Commençons par la question religieuse. La
modification considérée mettra un terme à l'application des paragraphes 93
(1) à (4) de la Loi constitutionnelle de 1867 au Québec et éliminera
de ce fait les garanties constitutionnelles de nature confessionnelle.
Si les Québécois approuvent une
déconfessionnalisation des structures, un grand nombre tient à l'instruction
religieuse. La ministre de l'Éducation du Québec, madame Pauline Marois, a
déjà indiqué que les écoles qui le désirent pourront conserver leur
orientation confessionnelle. De surcroît, le droit à l'enseignement religieux
demeure garanti par l'article 41 de la Charte des droits et libertés de la
personne du Québec.
Considérons maintenant la question linguistique.

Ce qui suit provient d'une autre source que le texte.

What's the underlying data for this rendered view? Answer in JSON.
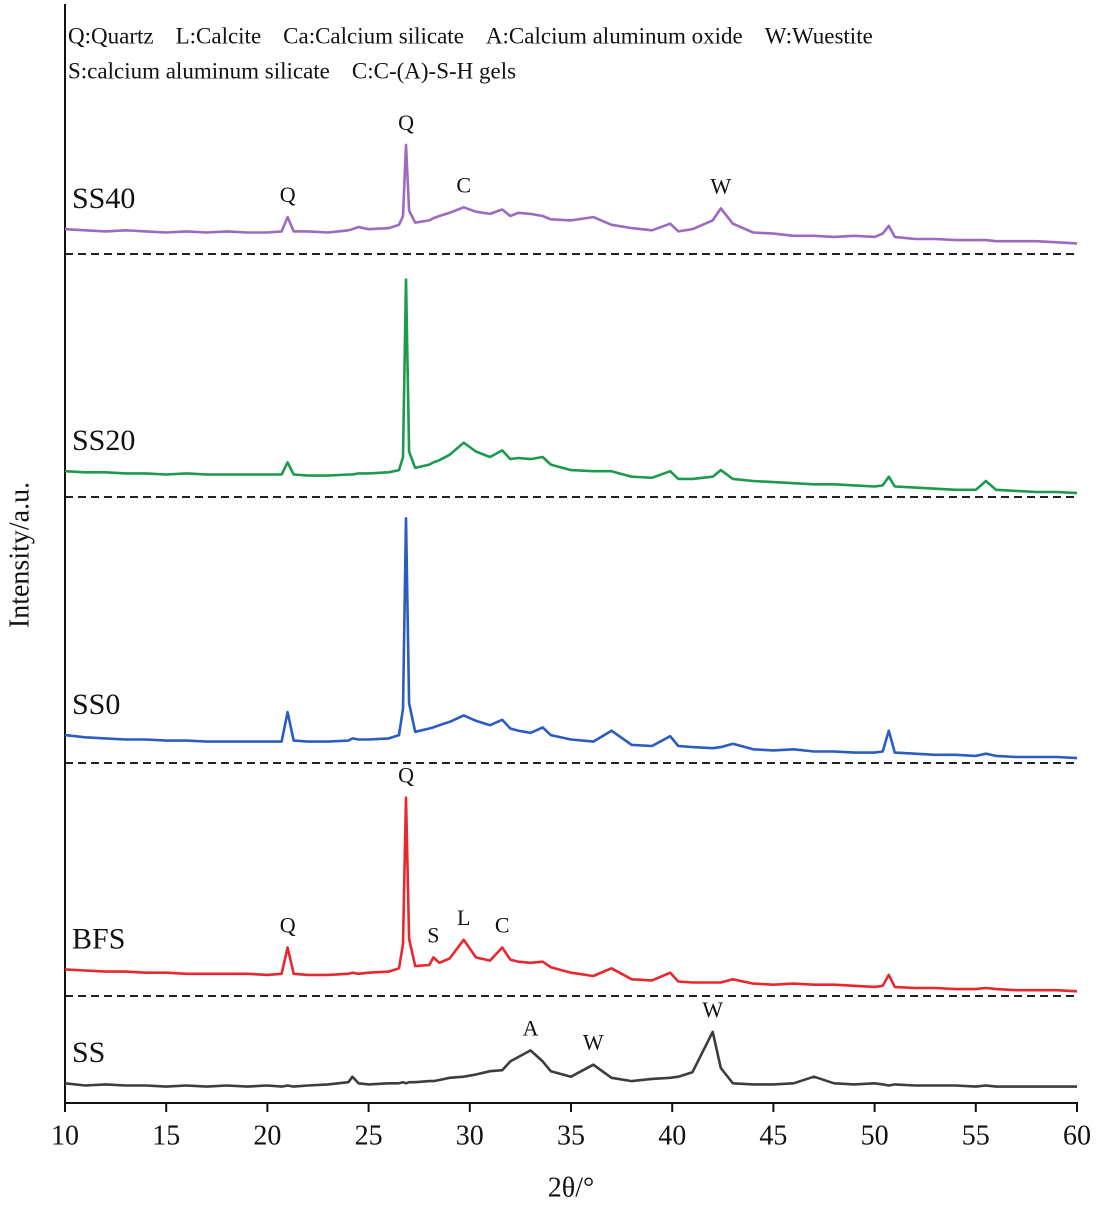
{
  "chart_data": {
    "type": "line",
    "x_label": "2θ/°",
    "y_label": "Intensity/a.u.",
    "key": [
      [
        "Q:Quartz",
        "L:Calcite",
        "Ca:Calcium silicate",
        "A:Calcium aluminum oxide",
        "W:Wuestite"
      ],
      [
        "S:calcium aluminum silicate",
        "C:C-(A)-S-H gels"
      ]
    ],
    "xlim": [
      10,
      60
    ],
    "xticks": [
      10,
      15,
      20,
      25,
      30,
      35,
      40,
      45,
      50,
      55,
      60
    ],
    "ylim": [
      0,
      100
    ],
    "x": [
      10,
      11,
      12,
      13,
      14,
      15,
      16,
      17,
      18,
      19,
      20,
      20.7,
      21,
      21.3,
      22,
      23,
      24,
      24.2,
      24.5,
      25,
      26,
      26.5,
      26.7,
      26.85,
      27,
      27.3,
      28,
      28.2,
      28.5,
      29,
      29.7,
      30.3,
      31,
      31.6,
      32,
      32.4,
      33,
      33.6,
      34,
      35,
      36.1,
      37,
      38,
      39,
      39.9,
      40.3,
      41,
      42,
      42.4,
      43,
      44,
      45,
      46,
      47,
      48,
      49,
      50,
      50.4,
      50.7,
      51,
      52,
      53,
      54,
      55,
      55.5,
      56,
      57,
      58,
      59,
      60
    ],
    "series": [
      {
        "name": "SS",
        "color": "#3d3d3d",
        "values": [
          1.8,
          1.6,
          1.7,
          1.6,
          1.6,
          1.5,
          1.6,
          1.5,
          1.6,
          1.5,
          1.6,
          1.5,
          1.6,
          1.5,
          1.6,
          1.7,
          1.9,
          2.4,
          1.8,
          1.7,
          1.8,
          1.8,
          1.9,
          1.8,
          1.9,
          1.9,
          2.0,
          2.0,
          2.1,
          2.3,
          2.4,
          2.6,
          2.9,
          3.0,
          3.8,
          4.2,
          4.8,
          3.8,
          2.9,
          2.4,
          3.5,
          2.3,
          2.0,
          2.2,
          2.3,
          2.4,
          2.8,
          6.5,
          3.2,
          1.8,
          1.7,
          1.7,
          1.8,
          2.4,
          1.8,
          1.7,
          1.8,
          1.7,
          1.6,
          1.7,
          1.6,
          1.6,
          1.6,
          1.5,
          1.6,
          1.5,
          1.5,
          1.5,
          1.5,
          1.5
        ],
        "peak_labels": [
          {
            "label": "A",
            "x": 33
          },
          {
            "label": "W",
            "x": 36.1
          },
          {
            "label": "W",
            "x": 42
          }
        ]
      },
      {
        "name": "BFS",
        "color": "#e8282f",
        "values": [
          12.2,
          12.1,
          12.0,
          12.0,
          11.9,
          11.9,
          11.8,
          11.8,
          11.8,
          11.8,
          11.7,
          11.8,
          14.2,
          11.8,
          11.7,
          11.7,
          11.8,
          11.9,
          11.8,
          11.9,
          12.0,
          12.3,
          14.5,
          27.9,
          15.0,
          12.5,
          12.6,
          13.3,
          12.8,
          13.2,
          14.9,
          13.3,
          13.0,
          14.2,
          13.1,
          12.9,
          12.8,
          12.9,
          12.4,
          11.9,
          11.6,
          12.3,
          11.3,
          11.2,
          11.9,
          11.1,
          11.0,
          11.0,
          11.0,
          11.3,
          10.9,
          10.8,
          10.9,
          10.8,
          10.8,
          10.7,
          10.6,
          10.7,
          11.7,
          10.6,
          10.5,
          10.5,
          10.4,
          10.4,
          10.5,
          10.4,
          10.3,
          10.3,
          10.3,
          10.2
        ],
        "peak_labels": [
          {
            "label": "Q",
            "x": 21
          },
          {
            "label": "Q",
            "x": 26.85
          },
          {
            "label": "S",
            "x": 28.2
          },
          {
            "label": "L",
            "x": 29.7
          },
          {
            "label": "C",
            "x": 31.6
          }
        ]
      },
      {
        "name": "SS0",
        "color": "#2a5dbf",
        "values": [
          33.6,
          33.4,
          33.3,
          33.2,
          33.2,
          33.1,
          33.1,
          33.0,
          33.0,
          33.0,
          33.0,
          33.0,
          35.7,
          33.1,
          33.0,
          33.0,
          33.1,
          33.3,
          33.2,
          33.2,
          33.3,
          33.6,
          36.0,
          53.4,
          36.5,
          33.9,
          34.2,
          34.3,
          34.5,
          34.8,
          35.4,
          34.9,
          34.5,
          35.0,
          34.2,
          34.0,
          33.8,
          34.3,
          33.6,
          33.2,
          33.0,
          34.0,
          32.7,
          32.6,
          33.5,
          32.6,
          32.5,
          32.4,
          32.5,
          32.8,
          32.3,
          32.2,
          32.3,
          32.1,
          32.1,
          32.0,
          32.0,
          32.1,
          34.0,
          32.0,
          31.9,
          31.8,
          31.8,
          31.7,
          31.9,
          31.7,
          31.6,
          31.6,
          31.6,
          31.5
        ]
      },
      {
        "name": "SS20",
        "color": "#1c9b4c",
        "values": [
          57.7,
          57.6,
          57.6,
          57.5,
          57.5,
          57.4,
          57.5,
          57.4,
          57.4,
          57.4,
          57.4,
          57.4,
          58.5,
          57.4,
          57.3,
          57.3,
          57.4,
          57.4,
          57.5,
          57.5,
          57.6,
          57.8,
          59.0,
          75.2,
          59.5,
          58.0,
          58.3,
          58.5,
          58.7,
          59.2,
          60.3,
          59.5,
          59.0,
          59.6,
          58.8,
          58.9,
          58.8,
          59.0,
          58.3,
          57.8,
          57.7,
          57.7,
          57.2,
          57.1,
          57.7,
          57.0,
          57.0,
          57.2,
          57.8,
          57.0,
          56.8,
          56.7,
          56.6,
          56.5,
          56.5,
          56.4,
          56.3,
          56.4,
          57.2,
          56.3,
          56.2,
          56.1,
          56.0,
          56.0,
          56.8,
          56.0,
          55.9,
          55.8,
          55.8,
          55.7
        ]
      },
      {
        "name": "SS40",
        "color": "#9b6bbf",
        "values": [
          79.8,
          79.7,
          79.6,
          79.7,
          79.6,
          79.5,
          79.6,
          79.5,
          79.6,
          79.5,
          79.5,
          79.6,
          80.9,
          79.6,
          79.6,
          79.5,
          79.7,
          79.8,
          80.0,
          79.8,
          79.9,
          80.2,
          81.0,
          87.5,
          81.5,
          80.4,
          80.6,
          80.8,
          81.0,
          81.3,
          81.8,
          81.4,
          81.2,
          81.6,
          81.0,
          81.3,
          81.2,
          81.0,
          80.7,
          80.6,
          80.9,
          80.2,
          79.9,
          79.7,
          80.3,
          79.6,
          79.8,
          80.6,
          81.7,
          80.3,
          79.5,
          79.4,
          79.2,
          79.2,
          79.1,
          79.2,
          79.1,
          79.4,
          80.1,
          79.1,
          78.9,
          78.9,
          78.8,
          78.8,
          78.8,
          78.7,
          78.7,
          78.7,
          78.6,
          78.5
        ],
        "peak_labels": [
          {
            "label": "Q",
            "x": 21
          },
          {
            "label": "Q",
            "x": 26.85
          },
          {
            "label": "C",
            "x": 29.7
          },
          {
            "label": "W",
            "x": 42.4
          }
        ]
      }
    ]
  }
}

La modification envisagée n'affaiblirait pas les droits constitutionnels de la
minorité anglophone. En effet, la loi qui a modifié la Constitution canadienne
en 1982 garantit pour la première fois les droits à l'instruction dans la
langue de la minorité au moyen de la Charte canadienne des droits et libertés
et de son article 23.
S'il est vrai que l'Assemblée nationale ne
reconnaît pas la Loi constitutionnelle de 1982, la résolution qu'elle
nous envoie est précédée d'un attendu qui «réaffirme les droits consacrés
de la communauté québécoise d'expression anglaise». L'article 23 de la
Charte fut d'ailleurs rédigé à l'époque en tenant compte des politiques
québécoises en matière de langue d'enseignement. Du reste, le gouvernement du
Québec n'en conteste pas l'applicabilité. La résolution que je dépose
aujourd'hui est précédée par un attendu qui réaffirme que la Charte
canadienne des droits et libertés s'applique partout au Canada.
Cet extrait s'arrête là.